With the rise of Pop Art, Rockwell was suddenly in line with a younger generation of painters whose work had much in common with his—the Pop artists had returned realism to avant-garde art after the half-century reign of abstraction. Warhol, too, came in to see the gallery show. “He was fascinated,” Danenberg later recalled. “He said that Rockwell was a precursor of the hyper-realists.” In the next few years, Warhol purchased two works by Rockwell for his private collection—a portrait of Jacqueline Kennedy, and a print of Santa Claus, who, like Jackie, was known by his first name and no doubt qualified in Warhol’s star-struck brain as a major celebrity.
Rockwell’s art, compared with that of the Pop artists, was actually popular. But in interviews, Rockwell always declined to describe himself as an artist of any sort. When asked, he would invariably demur, insisting he was an illustrator. You can see the comment as a display of humility, or you can see it as a defensive feint (he couldn’t be rejected by the art world if he rejected it first). But I think he meant the claim literally. While many 20th-century illustrators thought of commercial art as something you did to support a second, little-paying career as a fine artist, Rockwell didn’t have a separate career as a fine artist. He only had the commercial part, the illustrations for magazines and calendars and advertisements.
Rockwell died in 1978, at age 84, after a long struggle with dementia and emphysema. By now, it seems a bit redundant to ask whether his paintings are art. Most of us no longer believe that an invisible red velvet rope separates museum art from illustration.

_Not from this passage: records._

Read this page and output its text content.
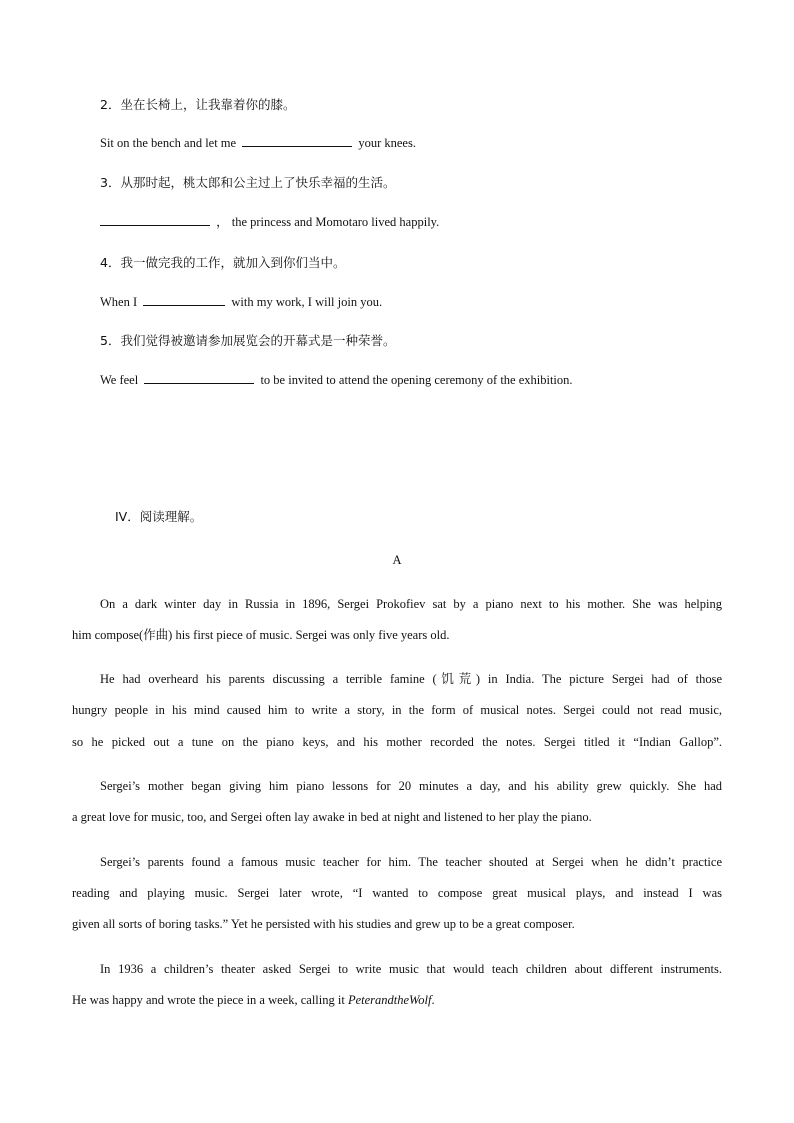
2．坐在长椅上，让我靠着你的膝。
Sit on the bench and let me	your knees.
3．从那时起，桃太郎和公主过上了快乐幸福的生活。
， the princess and Momotaro lived happily.
4．我一做完我的工作，就加入到你们当中。
When I	with my work, I will join you.
5．我们觉得被邀请参加展览会的开幕式是一种荣誉。
We feel	to be invited to attend the opening ceremony of the exhibition.
IV．阅读理解。
A
On a dark winter day in Russia in 1896, Sergei Prokofiev sat by a piano next to his mother. She was helping
him compose(作曲) his first piece of music. Sergei was only five years old.
He had overheard his parents discussing a terrible famine (饥荒) in India. The picture Sergei had of those
hungry people in his mind caused him to write a story, in the form of musical notes. Sergei could not read music,
so he picked out a tune on the piano keys, and his mother recorded the notes. Sergei titled it “Indian Gallop”.
Sergei’s mother began giving him piano lessons for 20 minutes a day, and his ability grew quickly. She had
a great love for music, too, and Sergei often lay awake in bed at night and listened to her play the piano.
Sergei’s parents found a famous music teacher for him. The teacher shouted at Sergei when he didn’t practice
reading and playing music. Sergei later wrote, “I wanted to compose great musical plays, and instead I was
given all sorts of boring tasks.” Yet he persisted with his studies and grew up to be a great composer.
In 1936 a children’s theater asked Sergei to write music that would teach children about different instruments.
He was happy and wrote the piece in a week, calling it PeterandtheWolf.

No one could reasonably argue that every abstract painting in a museum collection is aesthetically superior to Rockwell’s illustrations, as if illustration were a lower, unevolved life- form without the intelligence of the more prestigious mediums.
The truth is that every genre produces its share of marvels and masterpieces, works that endure from one generation to the next, inviting attempts at explication and defeating them in short order. Rockwell’s work has manifested far more staying power than that of countless abstract painters who were hailed in his lifetime, and one suspects it is here for the ages.